Fragments of Kubelka

PUBLISHED : Sunday, 01 April, 2012, 12:00am
UPDATED : Sunday, 01 April, 2012, 12:00am
 

When Peter Kubelka appeared at a screening of his short films at the International Film Festival Rotterdam, he didn't just do a conventional question-and-answer session: instead, he delivered what was more like a full-fledged lecture.


He explained his experimental aesthetics with the help of a wide variety of artefacts he has collected from around the world through the years. And he talked about how the cultures from which the artefacts are drawn affect how he treats the art of filmmaking - and art in general.


It was one of the festival's most interesting and informative events, with the 78-year-old Austrian filmmaker - who co-founded the Austrian Film Museum in 1964 with Peter Konlechner - giving voice to many of the theories he has employed to produce what he dubs 'metric cinema', works which are produced with a clear formalist structure in mind.

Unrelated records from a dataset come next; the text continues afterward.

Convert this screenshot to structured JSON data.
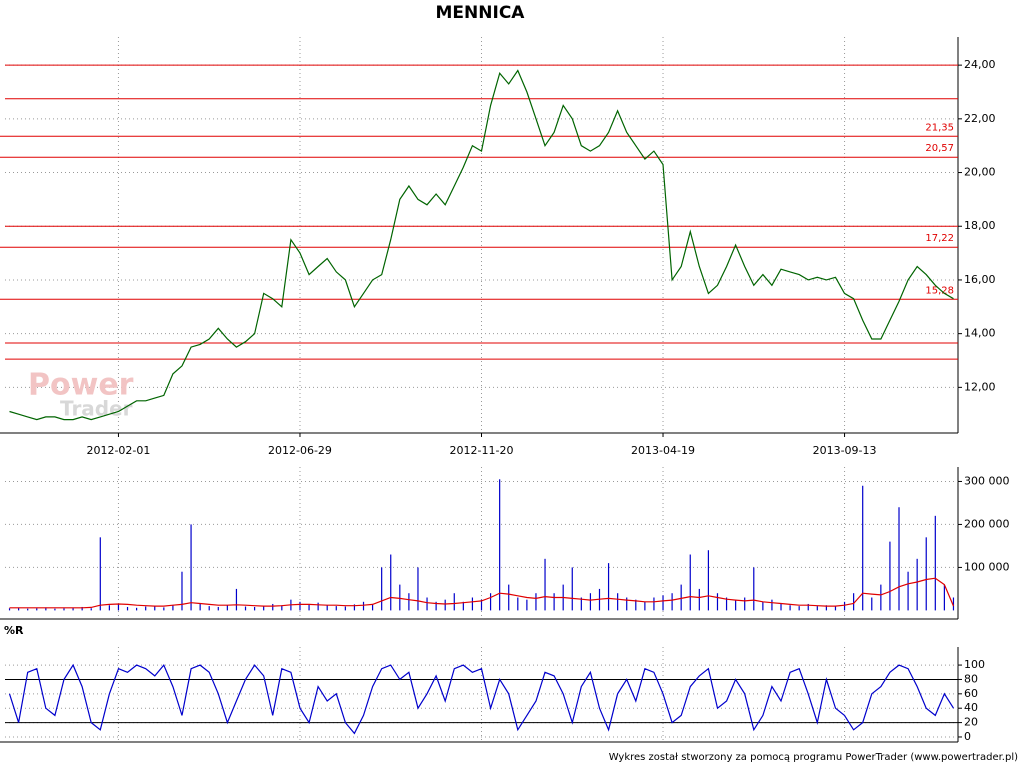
{
  "chart_data": [
    {
      "type": "line",
      "title": "MENNICA",
      "color": "#006400",
      "watermark": [
        "Power",
        "Trader"
      ],
      "categories": [
        null,
        null,
        null,
        null,
        null,
        null,
        null,
        null,
        null,
        null,
        null,
        null,
        "2012-02-01",
        null,
        null,
        null,
        null,
        null,
        null,
        null,
        null,
        null,
        null,
        null,
        null,
        null,
        null,
        null,
        null,
        null,
        null,
        null,
        "2012-06-29",
        null,
        null,
        null,
        null,
        null,
        null,
        null,
        null,
        null,
        null,
        null,
        null,
        null,
        null,
        null,
        null,
        null,
        null,
        null,
        "2012-11-20",
        null,
        null,
        null,
        null,
        null,
        null,
        null,
        null,
        null,
        null,
        null,
        null,
        null,
        null,
        null,
        null,
        null,
        null,
        null,
        "2013-04-19",
        null,
        null,
        null,
        null,
        null,
        null,
        null,
        null,
        null,
        null,
        null,
        null,
        null,
        null,
        null,
        null,
        null,
        null,
        null,
        "2013-09-13",
        null,
        null,
        null,
        null,
        null,
        null,
        null,
        null,
        null,
        null,
        null,
        null
      ],
      "values": [
        11.1,
        11.0,
        10.9,
        10.8,
        10.9,
        10.9,
        10.8,
        10.8,
        10.9,
        10.8,
        10.9,
        11.0,
        11.1,
        11.3,
        11.5,
        11.5,
        11.6,
        11.7,
        12.5,
        12.8,
        13.5,
        13.6,
        13.8,
        14.2,
        13.8,
        13.5,
        13.7,
        14.0,
        15.5,
        15.3,
        15.0,
        17.5,
        17.0,
        16.2,
        16.5,
        16.8,
        16.3,
        16.0,
        15.0,
        15.5,
        16.0,
        16.2,
        17.5,
        19.0,
        19.5,
        19.0,
        18.8,
        19.2,
        18.8,
        19.5,
        20.2,
        21.0,
        20.8,
        22.5,
        23.7,
        23.3,
        23.8,
        23.0,
        22.0,
        21.0,
        21.5,
        22.5,
        22.0,
        21.0,
        20.8,
        21.0,
        21.5,
        22.3,
        21.5,
        21.0,
        20.5,
        20.8,
        20.3,
        16.0,
        16.5,
        17.8,
        16.5,
        15.5,
        15.8,
        16.5,
        17.3,
        16.5,
        15.8,
        16.2,
        15.8,
        16.4,
        16.3,
        16.2,
        16.0,
        16.1,
        16.0,
        16.1,
        15.5,
        15.3,
        14.5,
        13.8,
        13.8,
        14.5,
        15.2,
        16.0,
        16.5,
        16.2,
        15.8,
        15.5,
        15.3
      ],
      "ylim": [
        10.3,
        24.75
      ],
      "yticks": [
        {
          "value": 12,
          "label": "12,00"
        },
        {
          "value": 14,
          "label": "14,00"
        },
        {
          "value": 16,
          "label": "16,00"
        },
        {
          "value": 18,
          "label": "18,00"
        },
        {
          "value": 20,
          "label": "20,00"
        },
        {
          "value": 22,
          "label": "22,00"
        },
        {
          "value": 24,
          "label": "24,00"
        }
      ],
      "levels": [
        {
          "value": 21.35,
          "label": "21,35"
        },
        {
          "value": 20.57,
          "label": "20,57"
        },
        {
          "value": 17.22,
          "label": "17,22"
        },
        {
          "value": 15.28,
          "label": "15,28"
        }
      ],
      "lines": [
        24.0,
        22.75,
        18.0,
        13.65,
        13.05
      ],
      "line_color": "#e00000",
      "grid": true
    },
    {
      "type": "bar",
      "series": [
        {
          "color": "#0000cc",
          "values": [
            5000,
            6000,
            4000,
            5000,
            7000,
            4000,
            5000,
            6000,
            8000,
            5000,
            170000,
            12000,
            15000,
            8000,
            6000,
            9000,
            10000,
            7000,
            12000,
            90000,
            200000,
            15000,
            10000,
            8000,
            12000,
            50000,
            9000,
            8000,
            10000,
            15000,
            12000,
            25000,
            20000,
            15000,
            18000,
            12000,
            10000,
            9000,
            14000,
            20000,
            15000,
            100000,
            130000,
            60000,
            40000,
            100000,
            30000,
            20000,
            25000,
            40000,
            20000,
            30000,
            25000,
            40000,
            305000,
            60000,
            30000,
            25000,
            40000,
            120000,
            40000,
            60000,
            100000,
            30000,
            40000,
            50000,
            110000,
            40000,
            30000,
            25000,
            20000,
            30000,
            35000,
            40000,
            60000,
            130000,
            50000,
            140000,
            40000,
            30000,
            25000,
            30000,
            100000,
            20000,
            25000,
            15000,
            12000,
            10000,
            15000,
            10000,
            12000,
            10000,
            20000,
            40000,
            290000,
            30000,
            60000,
            160000,
            240000,
            90000,
            120000,
            170000,
            220000,
            60000,
            30000
          ]
        },
        {
          "color": "#e00000",
          "values": [
            6000,
            6000,
            6000,
            6000,
            6000,
            6000,
            6000,
            6000,
            6000,
            7000,
            12000,
            14000,
            15000,
            14000,
            12000,
            11000,
            10000,
            10000,
            12000,
            14000,
            18000,
            16000,
            14000,
            12000,
            12000,
            13000,
            12000,
            11000,
            10000,
            10000,
            11000,
            13000,
            14000,
            14000,
            13000,
            12000,
            12000,
            11000,
            11000,
            12000,
            14000,
            22000,
            30000,
            28000,
            25000,
            22000,
            18000,
            16000,
            15000,
            16000,
            18000,
            20000,
            22000,
            30000,
            40000,
            38000,
            34000,
            30000,
            28000,
            32000,
            30000,
            30000,
            28000,
            26000,
            24000,
            26000,
            28000,
            26000,
            24000,
            22000,
            20000,
            20000,
            22000,
            24000,
            28000,
            32000,
            30000,
            34000,
            30000,
            26000,
            24000,
            22000,
            24000,
            20000,
            18000,
            16000,
            14000,
            12000,
            12000,
            11000,
            10000,
            10000,
            12000,
            16000,
            40000,
            38000,
            36000,
            44000,
            55000,
            62000,
            66000,
            72000,
            75000,
            60000,
            10000
          ]
        }
      ],
      "ylim": [
        -20000,
        315000
      ],
      "yticks": [
        {
          "value": 100000,
          "label": "100 000"
        },
        {
          "value": 200000,
          "label": "200 000"
        },
        {
          "value": 300000,
          "label": "300 000"
        }
      ],
      "grid": true
    },
    {
      "type": "line",
      "title": "%R",
      "color": "#0000cc",
      "values": [
        60,
        20,
        90,
        95,
        40,
        30,
        80,
        100,
        70,
        20,
        10,
        60,
        95,
        90,
        100,
        95,
        85,
        100,
        70,
        30,
        95,
        100,
        90,
        60,
        20,
        50,
        80,
        100,
        85,
        30,
        95,
        90,
        40,
        20,
        70,
        50,
        60,
        20,
        5,
        30,
        70,
        95,
        100,
        80,
        90,
        40,
        60,
        85,
        50,
        95,
        100,
        90,
        95,
        40,
        80,
        60,
        10,
        30,
        50,
        90,
        85,
        60,
        20,
        70,
        90,
        40,
        10,
        60,
        80,
        50,
        95,
        90,
        60,
        20,
        30,
        70,
        85,
        95,
        40,
        50,
        80,
        60,
        10,
        30,
        70,
        50,
        90,
        95,
        60,
        20,
        80,
        40,
        30,
        10,
        20,
        60,
        70,
        90,
        100,
        95,
        70,
        40,
        30,
        60,
        40
      ],
      "ylim": [
        -7,
        114
      ],
      "yticks": [
        0,
        20,
        40,
        60,
        80,
        100
      ],
      "lines": [
        20,
        80
      ],
      "line_color": "#000000",
      "grid": true
    }
  ],
  "footer": "Wykres został stworzony za pomocą programu PowerTrader (www.powertrader.pl)"
}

For example, his one-minute film from 1957, Adebar, is constructed with specific rules dictating shot lengths and the alterations between images in positive and negative.


Kubelka last visited Hong Kong to accompany screenings of his work - which amounted to 62 minutes in total - at the Hong Kong International Film Festival. While he's not here this year, his lectures are - in the form of Fragments of Kubelka, Martina Kudlacek's four-hour documentary in which Kubelka delivers his informative and humorous presentations about the guiding principles of his work.